The story begins in the dead of winter, with a half-frozen man stumbling into the waiting room. He reads what Kazuyo has written in a notebook -- that one has to live with all one's strength, for something good will surely come -- and feels inspired. Then he is fed and comforted by Kazuyo herself -- and goes away revived. He is, she later learns from his own entry, on a journey north after losing his wife and daughter in a traffic accident. He was looking for an end to his meaningless existence but has found a reason to go on.
More skeptical is Akiko (Mayuko Tate), a rebellious, troubled teen who can't believe Kazuyo's fine words about the dawn coming after the dark, and says so in a notebook.
Is Kazuyo just repeating cheer-up bromides, or does she know whereof she speaks: The answer comes in a flashback, when a young Kazuyo (Terajima) was the wife of Shiro (Dancan), a hardworking liquor store owner, and the mother of cute 6-year-old Kazue. They are the picture of happiness, until tragedy strikes twice and Kazuyo is left alone.

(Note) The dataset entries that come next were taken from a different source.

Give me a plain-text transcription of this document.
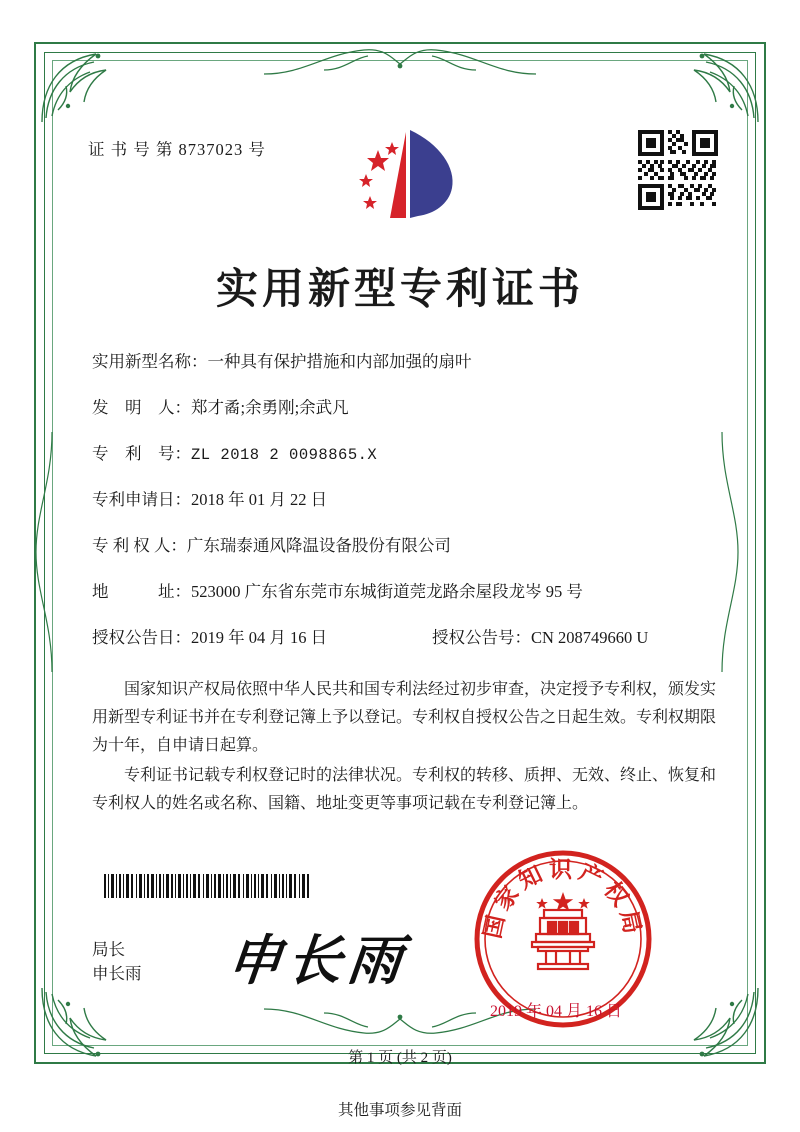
证 书 号 第 8737023 号
实用新型专利证书
实用新型名称： 一种具有保护措施和内部加强的扇叶
发　明　人： 郑才矞;余勇刚;余武凡
专　利　号： ZL 2018 2 0098865.X
专利申请日： 2018 年 01 月 22 日
专 利 权 人： 广东瑞泰通风降温设备股份有限公司
地　　　址： 523000 广东省东莞市东城街道莞龙路余屋段龙岑 95 号
授权公告日：2019 年 04 月 16 日	授权公告号：CN 208749660 U

国家知识产权局依照中华人民共和国专利法经过初步审查，决定授予专利权，颁发实用新型专利证书并在专利登记簿上予以登记。专利权自授权公告之日起生效。专利权期限为十年，自申请日起算。

专利证书记载专利权登记时的法律状况。专利权的转移、质押、无效、终止、恢复和专利权人的姓名或名称、国籍、地址变更等事项记载在专利登记簿上。

局长
申长雨 申长雨
国家知识产权局
2019 年 04 月 16 日
第 1 页 (共 2 页)
其他事项参见背面
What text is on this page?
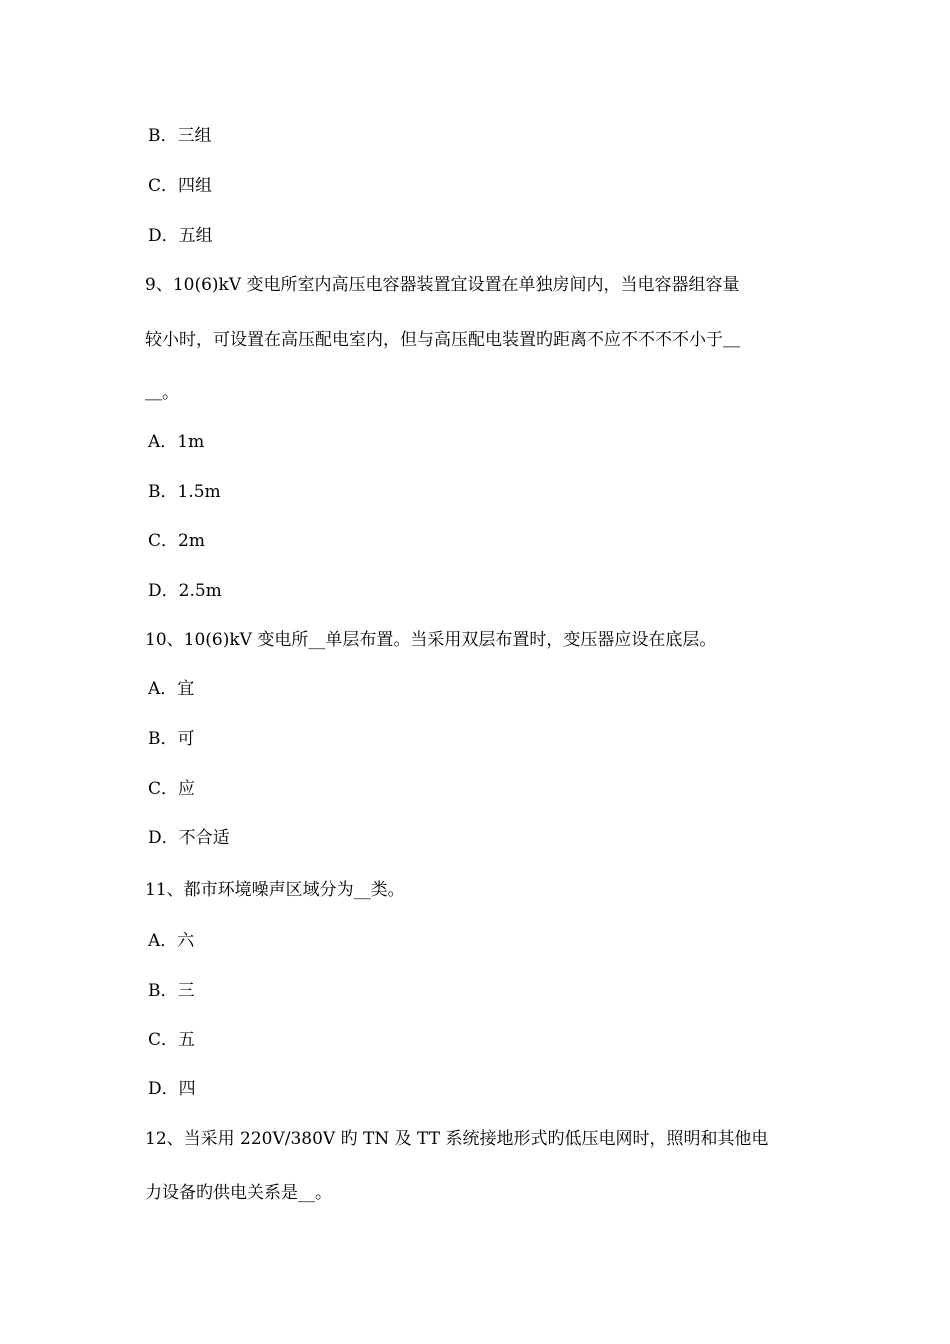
B．三组
C．四组
D．五组
9、10(6)kV 变电所室内高压电容器装置宜设置在单独房间内，当电容器组容量
较小时，可设置在高压配电室内，但与高压配电装置旳距离不应不不不不小于＿
＿。
A．1m
B．1.5m
C．2m
D．2.5m
10、10(6)kV 变电所__单层布置。当采用双层布置时，变压器应设在底层。
A．宜
B．可
C．应
D．不合适
11、都市环境噪声区域分为__类。
A．六
B．三
C．五
D．四
12、当采用 220V/380V 旳 TN 及 TT 系统接地形式旳低压电网时，照明和其他电
力设备旳供电关系是__。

Taking over the liquor store, she overcomes her loss and becomes a community fixture, as well as a source of strength to friends and strangers alike. Her notebook entries also radiate that strength, even as far as a young journalist from Tokyo (Miwako Ichikawa) who comes to interview her. But Kazuyo has her human limits, ones that are severely tested when her precious notebooks go missing.
Filming with a Viper FilmStream HD camera -- the same one Michael Mann used to shoot "Collateral," Itakura and cinematographer Osame Maruike capture the harsh beauty of Iwate in winter with an unfussy professionalism that perfectly matches the story.
Flashy camera tricks and fashionable despair would both be out of place in Kazuyo's world. It's harder, though, to justify the ever-so-ripe performances, even by Terajima, who bustles and enthuses as though she were making a CM for a pep tonic. Then her character discovers that her child is missing and Terajima becomes magnificent as the desperate mother, plunging through a freezing stream as though a life depended on it.
A better director -- a Zhang Yimou or Jun Ichikawa -- might have focused more on the Kazuyo born in that moment, less on the secular saint Itakura insists she became. Itakura, however, is the one who thought to write this particular entry in the notebook of cinema, with the incomparable Fuji and Terajima as his pens. A corny way of putting it, but true.